Cool = ) Looks like you're copying directly from the request buffer to the proxy which is neat.
I guess the question becomes what to do with this. Why do we want remote calls? Well, it's generally nice and you can e.g. have multiple readers. But do we want a user-configurable larger buffer for just frame data (which is nice to handle delays etc. but not drop frames from the main camera loop)? Is this about performance or usability?
Me, two things things make sense:
FWIW for this PR I'd be tempted to keep the example as-is, as part of what I had to learn was how to use the picamera2 dma heap stuff for writing, so that might be useful to others. Likewise the benchmarking.

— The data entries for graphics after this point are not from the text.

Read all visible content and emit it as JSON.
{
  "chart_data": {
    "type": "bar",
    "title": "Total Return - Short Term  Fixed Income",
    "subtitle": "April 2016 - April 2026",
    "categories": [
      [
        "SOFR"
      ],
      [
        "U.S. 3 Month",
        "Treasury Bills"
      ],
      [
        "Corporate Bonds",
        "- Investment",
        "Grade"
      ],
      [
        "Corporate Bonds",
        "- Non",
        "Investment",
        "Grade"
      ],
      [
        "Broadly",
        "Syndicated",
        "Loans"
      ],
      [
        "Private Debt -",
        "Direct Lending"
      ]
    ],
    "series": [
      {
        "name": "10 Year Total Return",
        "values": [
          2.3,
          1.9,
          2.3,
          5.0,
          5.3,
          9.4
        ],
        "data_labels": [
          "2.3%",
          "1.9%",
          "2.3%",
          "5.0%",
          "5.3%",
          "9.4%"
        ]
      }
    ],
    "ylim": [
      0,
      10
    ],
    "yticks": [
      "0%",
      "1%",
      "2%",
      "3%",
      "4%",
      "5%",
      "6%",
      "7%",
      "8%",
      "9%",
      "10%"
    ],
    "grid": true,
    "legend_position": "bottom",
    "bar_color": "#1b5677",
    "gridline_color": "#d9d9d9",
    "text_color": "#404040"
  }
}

I like your example though (as it shows how to read the buffers etc.) - up to you if it's a separate PR or not.
Hi again, in principle I'd be happy to merge this PR, I was just wondering if you'd be OK to take a look at the flake8 complaints from the CI tests. It's all syntax/formatting kind of stuff.
(flake8 seems to me to complain about a lot of annoying stuff, but we seem to be using it...)
Hi, sorry for delay - I've been working on production picamera2 deployments, and dealing with performance issues and what-not. Just a quick note - under load, I think the encoding is causing requests to be dropped. So I was thinking that we could just copy the relevant bit of the CMA memory that the encoder needs (which is only a small part of the whole request) and then release the request - this should be nice and fast, so we won't block the camera loop (and other consumers) even if the encoding starts to lag. We then feed the new (smaller) CMA copy to the encoder and those can be queued separately as needed. A nice side-effect is that we can lower memory consumption a fair bit too e.g. instead of having 6 (very large) request buffers full, they'll be largely free, and we'll just have smaller encoder buffers. Does this seem reasonable/useful/worthwhile?
Edit: not as part of this PR = ) Just a suggestion. I'll look at tidying up this PR at some point. Edit 2: oh, your example above basically shows how to do this already = )
As per #927 and @davidplowman 's request, this adds an example of how to use the picamera2 DMA heap between processes. I've done it as a benchmarking tool in the scenario of making your own framebuffer (as that's my use case - what's the fastest way to shuffle frames around?).